Although it took Caesar to tip the Roman Republic into dictatorship and finally empire, he was just the final enabling catalyst. The polity that was the Roman Republic was almost republic in name only before Caesar. It happened because the monied, aristocratic class wanted to be an oligarchy. To call Rome a democracy would do injury to the word but it did offer rights and protections for all non-slave classes. The oligarchs eroded that and ultimately Rome’s politics became a turf war among the powerful and the connected–a turf war that ultimately brought Caesar to power. I suppose without Caesar there would have been another thug to step up to the task of fully dismantling the Republic, but that is academic for there was Caesar himself to do the job. By the time of his assassination that task was mostly complete.

In the power vacuum his murder left came civil war then Octavius who would become Augustus. And with him the transformation was complete. Rome became an Empire. Although even Augustus viewed himself merely as “First Citizen.”

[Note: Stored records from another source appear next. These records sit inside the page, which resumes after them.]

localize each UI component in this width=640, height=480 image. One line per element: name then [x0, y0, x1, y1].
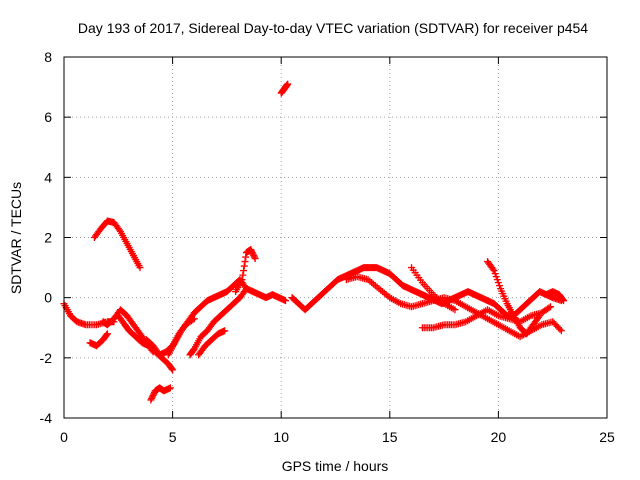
series-arc-12 [277, 80, 292, 97]
data-point [559, 296, 567, 304]
series-arc-15 [418, 303, 555, 332]
data-point [284, 80, 292, 88]
data-point [494, 279, 502, 287]
data-point [560, 297, 568, 305]
data-point [492, 273, 500, 281]
y-tick-label: -4 [40, 410, 53, 426]
data-point [242, 285, 250, 293]
x-tick-label: 25 [599, 429, 615, 445]
data-point [250, 253, 258, 261]
y-tick-label: 0 [44, 290, 52, 306]
data-point [493, 276, 501, 284]
data-point [136, 264, 144, 272]
chart-title: Day 193 of 2017, Sidereal Day-to-day VTE… [78, 20, 588, 36]
data-point [241, 286, 249, 294]
data-point [547, 303, 555, 311]
data-point [536, 312, 544, 320]
data-point [491, 270, 499, 278]
data-point [495, 282, 503, 290]
y-tick-label: 2 [44, 230, 52, 246]
y-axis-label: SDTVAR / TECUs [8, 182, 24, 294]
data-point [242, 253, 250, 261]
data-point [241, 258, 249, 266]
data-point [147, 396, 155, 404]
series-arc-2 [86, 330, 111, 350]
data-point [248, 249, 256, 257]
data-point [557, 327, 565, 335]
y-tick-label: 6 [44, 109, 52, 125]
series-arc-4 [99, 306, 157, 356]
series-arc-16 [408, 264, 459, 314]
x-tick-label: 20 [491, 429, 507, 445]
data-point [249, 250, 257, 258]
data-point [240, 267, 248, 275]
plot-frame [63, 56, 608, 419]
data-point [247, 246, 255, 254]
grid-lines [64, 57, 607, 418]
data-point [115, 226, 123, 234]
y-tick-label: 8 [44, 49, 52, 65]
x-axis-label: GPS time / hours [282, 458, 389, 474]
data-point [148, 394, 156, 402]
data-point [150, 390, 158, 398]
axis-ticks: 0 5 10 15 20 25 -4 -2 0 2 4 6 8 [40, 49, 615, 445]
x-tick-label: 0 [60, 429, 68, 445]
data-point [240, 262, 248, 270]
data-point [149, 391, 157, 399]
data-point [221, 327, 229, 335]
data-point [556, 325, 564, 333]
data-point [248, 247, 256, 255]
series-arc-7 [147, 384, 174, 404]
data-point [490, 267, 498, 275]
data-point [451, 306, 459, 314]
x-tick-label: 15 [382, 429, 398, 445]
series-arc-3 [90, 217, 144, 272]
data-point [535, 313, 543, 321]
series-arc-17 [484, 258, 544, 338]
series-arc-10 [195, 327, 229, 359]
data-point [166, 384, 174, 392]
series-arc-18 [542, 288, 568, 305]
y-tick-label: -2 [40, 350, 53, 366]
data-point [103, 331, 111, 339]
data-points [60, 80, 568, 404]
data-point [168, 365, 176, 373]
data-point [489, 265, 497, 273]
series-arc-13 [288, 264, 565, 320]
data-point [282, 297, 290, 305]
series-arc-9 [186, 285, 250, 359]
data-point [103, 330, 111, 338]
data-point [250, 252, 258, 260]
data-point [238, 276, 246, 284]
series-arc-8 [164, 276, 290, 359]
data-point [251, 255, 259, 263]
data-point [239, 271, 247, 279]
data-point [545, 304, 553, 312]
data-point [148, 393, 156, 401]
series-arc-11 [232, 246, 259, 296]
x-tick-label: 10 [273, 429, 289, 445]
x-tick-label: 5 [169, 429, 177, 445]
y-tick-label: 4 [44, 169, 52, 185]
series-arc-5 [114, 312, 177, 374]
data-point [169, 366, 177, 374]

Now we see C-I-C Bush admit to breaking the Constitution and boasting that he would continue to do it. at the same time we see that the likelihood that he will be held to account for his illegal and unconstitutional actions to be distant. Like Caesar I guess it didn’t require George Bush to destroy the American Republic, as I said it has been going on for a while. But we do have George Bush. And we have our oligarchs in the majority party that like the Senate in Rome thought they could control the beast that they were bringing to life. Of course they can’t. Oligarchy is a very unstable form of government and ultimately devolves into dictatorship.

Perhaps we can rescue ourselves from this fate. Perhaps the institutions have not been destroyed to the point where their resilience has been totally compromised. Perhaps the oligarchs will realize that they are no more precious to the all powerful executive than the fawning masses he would use to populate his preening appearances. Already we have seen that he completely disregarded the oligarchs in his plan to illegally wiretap Americans. Perhaps the American people and the Press will realize that times are critical and will stand up against a marauding executive, and demand that he be held to account like all citizens–whether First or last.

Our Constitution is a powerful document but it is merely parchment without the backbone of the people and those sworn to uphold it to ensure that the law of our nation is upheld and that this nation shall endure.